What do Jordan Spieth, Tiger Woods, and Jim Furyk have in common with their golf swings? Proper takeaway position is the answer.
There aren’t very many things that just about every PGA Tour player has in common with each other. There are different grips, different tempos, different finishes, different positions at the top – you name it and you can find plenty of individualities on Tour. The takeaway, however, does have some uniformity.
From behind the player (known as ‘down the line’), when the shaft of the club is parallel to the ground, the clubhead should cover the hands of the player. Pick your favorite player and check their swing out on YouTube. If the camera is placed on the player’s toe line (and also square to the target line) you will see this exact position.
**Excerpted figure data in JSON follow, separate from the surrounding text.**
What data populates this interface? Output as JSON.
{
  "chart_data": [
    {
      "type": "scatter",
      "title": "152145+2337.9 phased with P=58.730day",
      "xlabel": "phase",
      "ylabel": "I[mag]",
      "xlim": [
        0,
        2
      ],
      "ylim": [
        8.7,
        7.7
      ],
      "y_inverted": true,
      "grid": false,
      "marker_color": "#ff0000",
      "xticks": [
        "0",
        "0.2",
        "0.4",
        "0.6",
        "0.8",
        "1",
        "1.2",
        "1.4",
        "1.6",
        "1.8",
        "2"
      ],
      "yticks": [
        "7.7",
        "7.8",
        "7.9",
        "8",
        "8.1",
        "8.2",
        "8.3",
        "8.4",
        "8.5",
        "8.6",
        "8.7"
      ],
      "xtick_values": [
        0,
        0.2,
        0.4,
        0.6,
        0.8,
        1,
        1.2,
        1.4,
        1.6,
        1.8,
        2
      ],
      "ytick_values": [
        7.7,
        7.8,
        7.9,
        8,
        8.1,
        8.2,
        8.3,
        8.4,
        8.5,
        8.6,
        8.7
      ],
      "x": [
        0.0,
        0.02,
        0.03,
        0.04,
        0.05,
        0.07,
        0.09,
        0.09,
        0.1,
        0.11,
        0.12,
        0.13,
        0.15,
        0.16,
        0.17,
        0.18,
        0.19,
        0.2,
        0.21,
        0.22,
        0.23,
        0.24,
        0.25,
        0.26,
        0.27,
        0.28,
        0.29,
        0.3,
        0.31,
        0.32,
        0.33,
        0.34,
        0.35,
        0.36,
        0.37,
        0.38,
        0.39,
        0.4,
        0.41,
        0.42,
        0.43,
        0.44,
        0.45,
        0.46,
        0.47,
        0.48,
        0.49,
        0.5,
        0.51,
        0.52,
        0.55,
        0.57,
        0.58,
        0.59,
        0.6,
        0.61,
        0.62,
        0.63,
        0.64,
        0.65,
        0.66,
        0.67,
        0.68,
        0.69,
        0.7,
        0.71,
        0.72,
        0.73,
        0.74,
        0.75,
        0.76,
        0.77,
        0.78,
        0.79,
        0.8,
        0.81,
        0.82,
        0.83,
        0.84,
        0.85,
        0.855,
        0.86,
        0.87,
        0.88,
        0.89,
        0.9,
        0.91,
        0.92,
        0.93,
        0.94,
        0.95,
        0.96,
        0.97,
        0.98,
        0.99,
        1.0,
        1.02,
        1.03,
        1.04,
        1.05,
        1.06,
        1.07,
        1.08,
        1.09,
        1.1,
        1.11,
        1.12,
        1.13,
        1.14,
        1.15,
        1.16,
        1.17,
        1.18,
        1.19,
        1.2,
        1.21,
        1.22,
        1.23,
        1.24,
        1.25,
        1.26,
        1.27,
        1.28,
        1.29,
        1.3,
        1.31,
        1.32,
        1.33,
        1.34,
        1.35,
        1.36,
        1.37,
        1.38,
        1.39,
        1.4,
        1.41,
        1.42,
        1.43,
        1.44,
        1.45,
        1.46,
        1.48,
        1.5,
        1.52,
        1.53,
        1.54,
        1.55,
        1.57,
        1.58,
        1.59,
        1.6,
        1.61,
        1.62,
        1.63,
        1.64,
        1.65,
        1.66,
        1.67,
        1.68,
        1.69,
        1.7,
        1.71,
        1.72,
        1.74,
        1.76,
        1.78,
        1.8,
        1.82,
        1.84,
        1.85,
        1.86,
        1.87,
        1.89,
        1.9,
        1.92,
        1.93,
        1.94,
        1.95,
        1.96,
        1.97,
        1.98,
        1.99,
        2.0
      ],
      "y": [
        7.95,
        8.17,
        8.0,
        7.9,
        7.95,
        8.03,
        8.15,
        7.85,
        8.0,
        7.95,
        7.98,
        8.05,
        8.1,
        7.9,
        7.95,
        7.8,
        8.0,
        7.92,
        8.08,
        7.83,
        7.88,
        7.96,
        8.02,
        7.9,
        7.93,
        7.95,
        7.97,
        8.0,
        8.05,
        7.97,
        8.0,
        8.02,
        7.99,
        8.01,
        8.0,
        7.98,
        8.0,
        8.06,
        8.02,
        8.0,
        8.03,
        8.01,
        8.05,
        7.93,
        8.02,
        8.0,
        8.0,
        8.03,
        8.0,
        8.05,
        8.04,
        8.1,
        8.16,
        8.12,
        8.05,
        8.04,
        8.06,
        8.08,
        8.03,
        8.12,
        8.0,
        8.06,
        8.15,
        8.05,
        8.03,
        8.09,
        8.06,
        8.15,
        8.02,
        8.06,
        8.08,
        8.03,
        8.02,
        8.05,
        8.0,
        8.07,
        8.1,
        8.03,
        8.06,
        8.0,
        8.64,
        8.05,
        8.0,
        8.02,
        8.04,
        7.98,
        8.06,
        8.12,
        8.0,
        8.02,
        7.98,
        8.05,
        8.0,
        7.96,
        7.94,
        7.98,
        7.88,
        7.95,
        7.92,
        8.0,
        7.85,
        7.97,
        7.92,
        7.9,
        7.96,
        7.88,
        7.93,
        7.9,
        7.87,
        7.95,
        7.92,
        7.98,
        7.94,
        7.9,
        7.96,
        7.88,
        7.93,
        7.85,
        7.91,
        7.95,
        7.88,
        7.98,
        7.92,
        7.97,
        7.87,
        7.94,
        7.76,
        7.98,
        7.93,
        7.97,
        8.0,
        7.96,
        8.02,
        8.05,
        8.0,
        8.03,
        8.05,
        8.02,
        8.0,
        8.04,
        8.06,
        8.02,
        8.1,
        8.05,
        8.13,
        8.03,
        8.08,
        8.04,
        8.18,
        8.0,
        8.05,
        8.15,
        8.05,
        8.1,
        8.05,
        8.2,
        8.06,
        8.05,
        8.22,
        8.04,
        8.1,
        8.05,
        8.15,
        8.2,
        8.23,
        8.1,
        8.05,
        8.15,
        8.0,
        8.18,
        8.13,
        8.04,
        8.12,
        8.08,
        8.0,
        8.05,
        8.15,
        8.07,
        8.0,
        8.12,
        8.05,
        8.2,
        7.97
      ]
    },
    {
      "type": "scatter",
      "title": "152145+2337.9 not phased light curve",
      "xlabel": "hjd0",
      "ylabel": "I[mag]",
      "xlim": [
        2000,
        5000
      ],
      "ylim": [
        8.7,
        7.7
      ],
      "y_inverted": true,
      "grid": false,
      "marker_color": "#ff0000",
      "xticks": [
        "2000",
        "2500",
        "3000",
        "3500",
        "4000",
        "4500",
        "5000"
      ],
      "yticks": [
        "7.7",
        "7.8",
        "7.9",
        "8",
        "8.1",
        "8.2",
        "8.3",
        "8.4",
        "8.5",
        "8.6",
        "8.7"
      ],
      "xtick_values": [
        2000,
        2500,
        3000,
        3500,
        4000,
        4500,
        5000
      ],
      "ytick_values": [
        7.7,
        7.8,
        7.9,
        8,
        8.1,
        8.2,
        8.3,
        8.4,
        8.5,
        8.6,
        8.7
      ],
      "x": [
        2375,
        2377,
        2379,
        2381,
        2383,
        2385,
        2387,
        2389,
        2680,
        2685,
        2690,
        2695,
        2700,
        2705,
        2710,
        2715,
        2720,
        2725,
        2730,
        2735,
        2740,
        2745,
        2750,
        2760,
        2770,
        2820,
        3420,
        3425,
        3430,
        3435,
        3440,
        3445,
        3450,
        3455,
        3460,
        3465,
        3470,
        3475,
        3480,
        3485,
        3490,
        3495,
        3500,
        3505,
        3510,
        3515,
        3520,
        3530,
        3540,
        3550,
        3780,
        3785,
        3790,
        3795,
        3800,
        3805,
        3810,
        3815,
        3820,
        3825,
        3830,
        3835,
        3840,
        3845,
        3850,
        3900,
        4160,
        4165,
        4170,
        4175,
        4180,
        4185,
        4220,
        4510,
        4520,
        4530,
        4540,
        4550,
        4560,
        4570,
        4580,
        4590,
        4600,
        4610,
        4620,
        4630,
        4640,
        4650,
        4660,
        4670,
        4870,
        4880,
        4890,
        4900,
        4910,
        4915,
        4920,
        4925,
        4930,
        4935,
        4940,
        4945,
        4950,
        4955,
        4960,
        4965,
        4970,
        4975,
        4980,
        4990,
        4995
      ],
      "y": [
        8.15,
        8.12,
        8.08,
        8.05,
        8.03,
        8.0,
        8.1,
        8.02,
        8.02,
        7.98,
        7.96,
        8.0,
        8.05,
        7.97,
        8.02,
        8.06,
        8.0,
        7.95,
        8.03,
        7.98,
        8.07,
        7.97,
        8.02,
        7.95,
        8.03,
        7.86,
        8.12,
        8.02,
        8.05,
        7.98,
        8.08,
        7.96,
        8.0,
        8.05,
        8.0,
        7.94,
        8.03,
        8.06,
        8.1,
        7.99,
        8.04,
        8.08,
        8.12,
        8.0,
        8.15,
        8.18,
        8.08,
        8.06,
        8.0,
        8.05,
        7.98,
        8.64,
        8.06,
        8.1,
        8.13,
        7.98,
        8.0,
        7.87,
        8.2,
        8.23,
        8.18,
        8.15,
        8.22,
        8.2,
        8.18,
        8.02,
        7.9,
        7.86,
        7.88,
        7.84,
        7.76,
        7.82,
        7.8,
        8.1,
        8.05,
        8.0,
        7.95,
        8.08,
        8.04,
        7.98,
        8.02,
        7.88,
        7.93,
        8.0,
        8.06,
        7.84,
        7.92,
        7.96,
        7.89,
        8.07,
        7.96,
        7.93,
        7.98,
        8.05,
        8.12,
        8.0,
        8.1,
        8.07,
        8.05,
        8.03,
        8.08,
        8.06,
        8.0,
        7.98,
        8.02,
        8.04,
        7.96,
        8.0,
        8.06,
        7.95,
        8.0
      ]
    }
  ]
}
On rare occasion, the club will be outside of the hands, but never inside of the hands.
Most of the players I see, take the club back too far to the inside (and then usually over the top from there – or at least too steep on the way down). In order to correct this action, a possible combination of three things must take place:
1) The path of the take away must travel straighter for the first couple of feet (often feeling ‘outside’ because of the player’s habits.
2) The backside of the player’s top hand (left for a right-handed player) must face the target longer on the back swing. If you are wearing a glove, keep the logo facing the target as long as possible.
3) The hands need to cock instead of hinge on the backswing. To feel this action, keep the butt end of the grip pointing to the ground as you break your wrists. If the butt points parallel to the horizon line you are not cocking your wrist – you are hinging them.
Not everyone with an inside takeaway needs to work on all three. Often times, one of the three will do the trick. Take this move to the range and nail THE position.